As part of our month-long series dedicated to Women, Work & Money, Adina Kay-Gross talks about her “money personality,” and how it clashes with her husband’s.
When you met your significant other, in those early heady hyperbole-riddled days of Sunday morning brunches and trips to bucolic B&Bs, what did you talk about when you fantasized about your lives together? Did you dream about where you’d live? How many kids you wanted? Perhaps, since I’m talking to you, here, on Kveller.com, is it safe to assume you discussed religion and whether either of you cared enough to build a sukkah or join a synagogue?
I bet you discussed all of those things. Maybe you even went so far as to get into the nitty-gritty of your future kids’ education and if they’d play sports and how much time you thought you’d spend with extended family and where you’d vacation, if you were lucky enough to take one.
But did you talk about money? Did you get really serious and look at each other across the table at that Indian/Greek/Italian/Sushi place you both loved and say, “Honey, I want to know what your financial personality is like, I want to really know”? Did you demand that your new love explain just how he or she reacts when issues of finances get serious (ie. when someone loses a job, or the two of you decide to make an enormous investment together, or you write a will, or you open joint bank accounts)?
Maybe you knew that your significant other earned a lot more than you, or earned far less. Maybe you knew whether he came from a wealthy family or a not-wealthy family. Maybe you knew whether he or she shouldered serious credit card debt or student loans. But before you took the plunge and committed to a life spent sharing bills and climbing out of said debt, did you know–like, really know–what your partner’s financial personality was like?
This funny thing happens in my brain when I see numbers. (It’s the same thing that happens when I see a football game on a television screen.) Some synapse stops firing. Static fills the space between my eyes. I stop hearing things. I lose the ability to concentrate. My thinking powers turn off. Maybe it’s involuntary, maybe not. What matters is that it drives my husband bonkers and for good reason. Whereas he operates under the assumption that it might not work out, that people have the financial rug pulled out from under them all the time and that we must be vigilant, be concerned, be, well, worried and pour over bank statements and constantly reevaluate our spending habits, I tell him, in a way that I imagine is absolutely infuriating, that I just know things will be okay.

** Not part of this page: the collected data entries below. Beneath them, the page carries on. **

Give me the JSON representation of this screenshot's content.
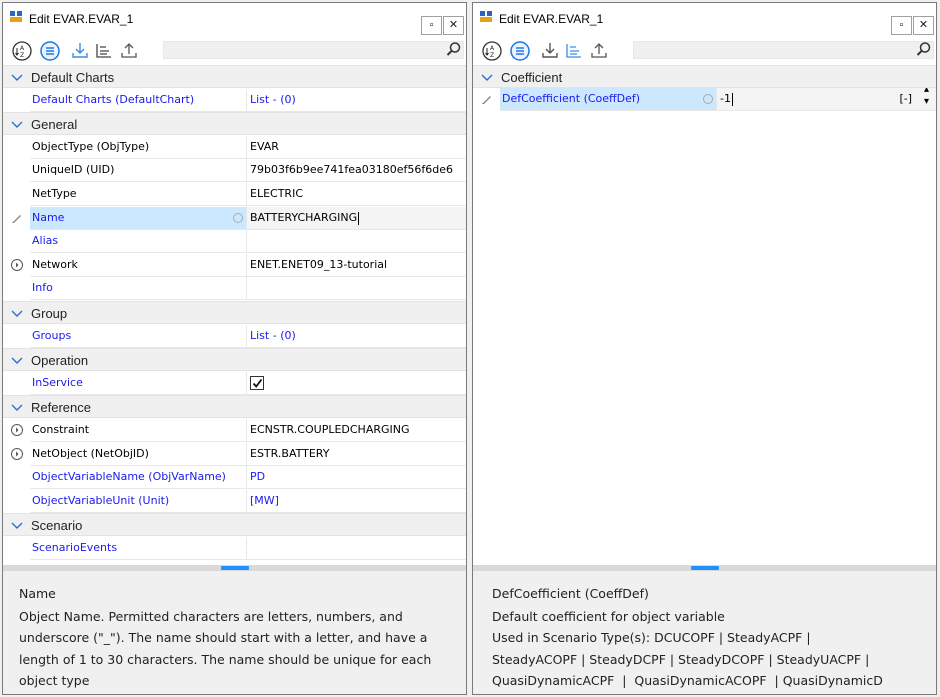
{
  "left": {
    "title": "Edit EVAR.EVAR_1",
    "maximize_glyph": "▫",
    "close_glyph": "✕",
    "toolbar_icons": [
      "sort-alphabetical-icon",
      "categorized-icon",
      "import-icon",
      "tree-view-icon",
      "export-icon",
      "search-icon"
    ],
    "search_value": "",
    "categories": [
      {
        "label": "Default Charts",
        "rows": [
          {
            "name": "Default Charts (DefaultChart)",
            "value": "List - (0)",
            "blue_name": true,
            "blue_value": true
          }
        ]
      },
      {
        "label": "General",
        "rows": [
          {
            "name": "ObjectType (ObjType)",
            "value": "EVAR"
          },
          {
            "name": "UniqueID (UID)",
            "value": "79b03f6b9ee741fea03180ef56f6de6"
          },
          {
            "name": "NetType",
            "value": "ELECTRIC"
          },
          {
            "name": "Name",
            "value": "BATTERYCHARGING",
            "blue_name": true,
            "selected": true,
            "editing": true
          },
          {
            "name": "Alias",
            "value": "",
            "blue_name": true
          },
          {
            "name": "Network",
            "value": "ENET.ENET09_13-tutorial",
            "expandable": true
          },
          {
            "name": "Info",
            "value": "",
            "blue_name": true
          }
        ]
      },
      {
        "label": "Group",
        "rows": [
          {
            "name": "Groups",
            "value": "List - (0)",
            "blue_name": true,
            "blue_value": true
          }
        ]
      },
      {
        "label": "Operation",
        "rows": [
          {
            "name": "InService",
            "value": "",
            "blue_name": true,
            "checked": true
          }
        ]
      },
      {
        "label": "Reference",
        "rows": [
          {
            "name": "Constraint",
            "value": "ECNSTR.COUPLEDCHARGING",
            "expandable": true
          },
          {
            "name": "NetObject (NetObjID)",
            "value": "ESTR.BATTERY",
            "expandable": true
          },
          {
            "name": "ObjectVariableName (ObjVarName)",
            "value": "PD",
            "blue_name": true,
            "blue_value": true
          },
          {
            "name": "ObjectVariableUnit (Unit)",
            "value": "[MW]",
            "blue_name": true,
            "blue_value": true
          }
        ]
      },
      {
        "label": "Scenario",
        "rows": [
          {
            "name": "ScenarioEvents",
            "value": "",
            "blue_name": true
          }
        ]
      }
    ],
    "desc_title": "Name",
    "desc_body": "Object Name. Permitted characters are letters, numbers, and underscore (\"_\"). The name should start with a letter, and have a length of 1 to 30 characters. The name should be unique for each object type"
  },
  "right": {
    "title": "Edit EVAR.EVAR_1",
    "maximize_glyph": "▫",
    "close_glyph": "✕",
    "search_value": "",
    "category": "Coefficient",
    "row_name": "DefCoefficient (CoeffDef)",
    "row_value": "-1",
    "row_unit": "[-]",
    "spinner_up": "▴",
    "spinner_down": "▾",
    "desc_title": "DefCoefficient (CoeffDef)",
    "desc_line1": "Default coefficient for object variable",
    "desc_line2": "Used in Scenario Type(s): DCUCOPF | SteadyACPF |",
    "desc_line3": "SteadyACOPF | SteadyDCPF | SteadyDCOPF | SteadyUACPF |",
    "desc_line4": "QuasiDynamicACPF  |  QuasiDynamicACOPF  | QuasiDynamicD"
  }
}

The background is that we just bought a house. And sure, you can’t blame my spouse for being extra cautious now. Ever the financially prudent, my hubby is a man who has worked incredibly hard (and from a really young age) and has never ever relaxed into his financial position. And with the responsibility of home ownership, he’s not about to kick back now.

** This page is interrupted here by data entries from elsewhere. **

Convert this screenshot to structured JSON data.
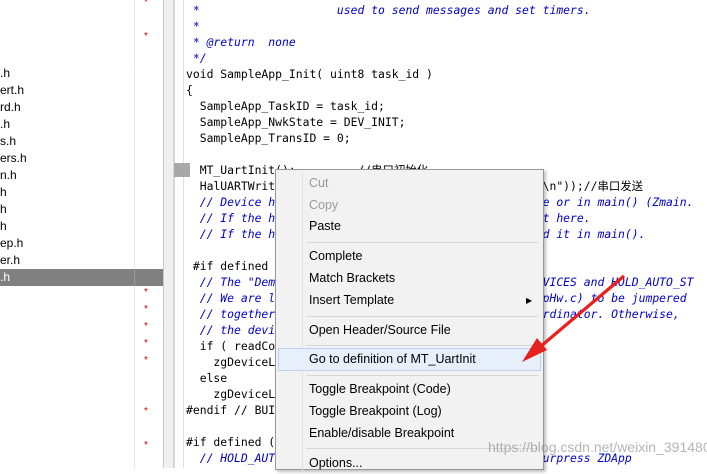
{
  "tree": {
    "rows": [
      {
        "name": "",
        "star": true
      },
      {
        "name": "",
        "star": false
      },
      {
        "name": "",
        "star": true
      },
      {
        "name": "",
        "star": false
      },
      {
        "name": ".h",
        "star": false
      },
      {
        "name": "ert.h",
        "star": false
      },
      {
        "name": "rd.h",
        "star": false
      },
      {
        "name": ".h",
        "star": false
      },
      {
        "name": "s.h",
        "star": false
      },
      {
        "name": "ers.h",
        "star": false
      },
      {
        "name": "n.h",
        "star": false
      },
      {
        "name": "h",
        "star": false
      },
      {
        "name": "h",
        "star": false
      },
      {
        "name": "h",
        "star": false
      },
      {
        "name": "ep.h",
        "star": false
      },
      {
        "name": "er.h",
        "star": false
      },
      {
        "name": ".h",
        "star": false,
        "selected": true
      },
      {
        "name": "",
        "star": true
      },
      {
        "name": "",
        "star": true
      },
      {
        "name": "",
        "star": true
      },
      {
        "name": "",
        "star": true
      },
      {
        "name": "",
        "star": true
      },
      {
        "name": "",
        "star": false
      },
      {
        "name": "",
        "star": false
      },
      {
        "name": "",
        "star": true
      },
      {
        "name": "",
        "star": false
      },
      {
        "name": "",
        "star": true
      },
      {
        "name": "",
        "star": false
      }
    ]
  },
  "code": {
    "lines": [
      {
        "text": " *                    used to send messages and set timers.",
        "comment": true
      },
      {
        "text": " *",
        "comment": true
      },
      {
        "text": " * @return  none",
        "comment": true
      },
      {
        "text": " */",
        "comment": true
      },
      {
        "text": "void SampleApp_Init( uint8 task_id )",
        "comment": false
      },
      {
        "text": "{",
        "comment": false
      },
      {
        "text": "  SampleApp_TaskID = task_id;",
        "comment": false
      },
      {
        "text": "  SampleApp_NwkState = DEV_INIT;",
        "comment": false
      },
      {
        "text": "  SampleApp_TransID = 0;",
        "comment": false
      },
      {
        "text": "",
        "comment": false
      },
      {
        "text": "  MT_UartInit();         //串口初始化",
        "comment": false
      },
      {
        "text": "  HalUARTWrite(0,\"Hello World\\n\",sizeof(\"Hello World\\n\"));//串口发送",
        "comment": false
      },
      {
        "text": "  // Device hardware initialization can be added here or in main() (Zmain.",
        "comment": true
      },
      {
        "text": "  // If the hardware is application specific - add it here.",
        "comment": true
      },
      {
        "text": "  // If the hardware is other parts of the device add it in main().",
        "comment": true
      },
      {
        "text": "",
        "comment": false
      },
      {
        "text": " #if defined ( BUILD_ALL_DEVICES )",
        "comment": false
      },
      {
        "text": "  // The \"Demo\" target is setup to have BUILD_ALL_DEVICES and HOLD_AUTO_ST",
        "comment": true
      },
      {
        "text": "  // We are looking at a jumper (defined in SampleAppHw.c) to be jumpered",
        "comment": true
      },
      {
        "text": "  // together - if they are - we will start up a coordinator. Otherwise,",
        "comment": true
      },
      {
        "text": "  // the device will start as a router.",
        "comment": true
      },
      {
        "text": "  if ( readCoordinatorJumper() )",
        "comment": false
      },
      {
        "text": "    zgDeviceLogicalType = ZG_DEVICETYPE_COORDINATOR;",
        "comment": false
      },
      {
        "text": "  else",
        "comment": false
      },
      {
        "text": "    zgDeviceLogicalType = ZG_DEVICETYPE_ROUTER;",
        "comment": false
      },
      {
        "text": "#endif // BUILD_ALL_DEVICES",
        "comment": false
      },
      {
        "text": "",
        "comment": false
      },
      {
        "text": "#if defined ( HOLD_AUTO_START )",
        "comment": false
      },
      {
        "text": "  // HOLD_AUTO_START is a compile option that will surpress ZDApp",
        "comment": true
      }
    ]
  },
  "context_menu": {
    "items": [
      {
        "label": "Cut",
        "disabled": true
      },
      {
        "label": "Copy",
        "disabled": true
      },
      {
        "label": "Paste",
        "disabled": false
      },
      {
        "label": "Complete",
        "disabled": false
      },
      {
        "label": "Match Brackets",
        "disabled": false
      },
      {
        "label": "Insert Template",
        "disabled": false,
        "submenu": "▶"
      },
      {
        "label": "Open Header/Source File",
        "disabled": false
      },
      {
        "label": "Go to definition of MT_UartInit",
        "disabled": false,
        "highlighted": true
      },
      {
        "label": "Toggle Breakpoint (Code)",
        "disabled": false
      },
      {
        "label": "Toggle Breakpoint (Log)",
        "disabled": false
      },
      {
        "label": "Enable/disable Breakpoint",
        "disabled": false
      },
      {
        "label": "Options...",
        "disabled": false
      }
    ]
  },
  "watermark": "https://blog.csdn.net/weixin_39148042",
  "colors": {
    "comment": "#0000c8",
    "star": "#d40000",
    "arrow": "#e8211d",
    "selected_row": "#808080"
  }
}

I can’t blame him. As far too many Americans know, any financial security you might have can very quickly melt away. It’s vital that we be not just responsible about our finances, but cautious, even. We must spend below our means; we must save. We must teach our daughters the value of a dollar; we must impress upon them how important it is to be financially responsible.
But I do not want my daughters to fret about finances. In the same way that I wish them healthy eating habits but also an uncomplicated love for food, I want them to always feel secure financially, but with a healthy dose of fiscal responsibility. Basically, I want them to inherit Jon’s uber-responsible nature, but my hopeful attitude. How do I affect that? How do we, as parents, explain to them that there will always be a safety net, when it’s entirely possible that there won’t be? How do we successfully blend our wildly different attitudes towards money matters (basically, “somehow it all works out,” versus “holy crap, batten down the hatches and prepare for the storm”)?
Yes, we plan to teach them about saving. We plan to instill within them a strong work ethic; perhaps they’ll hold down jobs as teenagers and earn allowance by completing chores around the house and neighborhood. Their grandparents will continue to spoil them, sure, but I’m also sure their grandparents will continue to take them to soup kitchens on holiday eves, just as they’ve done with their other grandchildren. And we’ve already got good practices in place for giving charity. We look forward to a time when they’re cognizant of what that means and letting them participate.
But how does one actually influence that deep center that lies within their child, the center that either feels whole and secure or anxious and unsafe?
In my fantasy, I’d teach my girls that money doesn’t matter. I’d teach them that following your passion and getting a degree in glass blowing is what you should do, if it makes you happy. In my fantasy, being happy and healthy is all that would matter. But this isn’t my fantasy, its life. And I need to find a way to help them feel good about the world they were born into, when the truth is, it’s a very insecure and shaky world indeed, a world in which they’re going to need to be at least a little bit worried about money, to protect themselves and their future.
So I’m turning to you, in your myriad of differences, dear readers, to advise me. How do we raise two savvy young things, without making them nuts?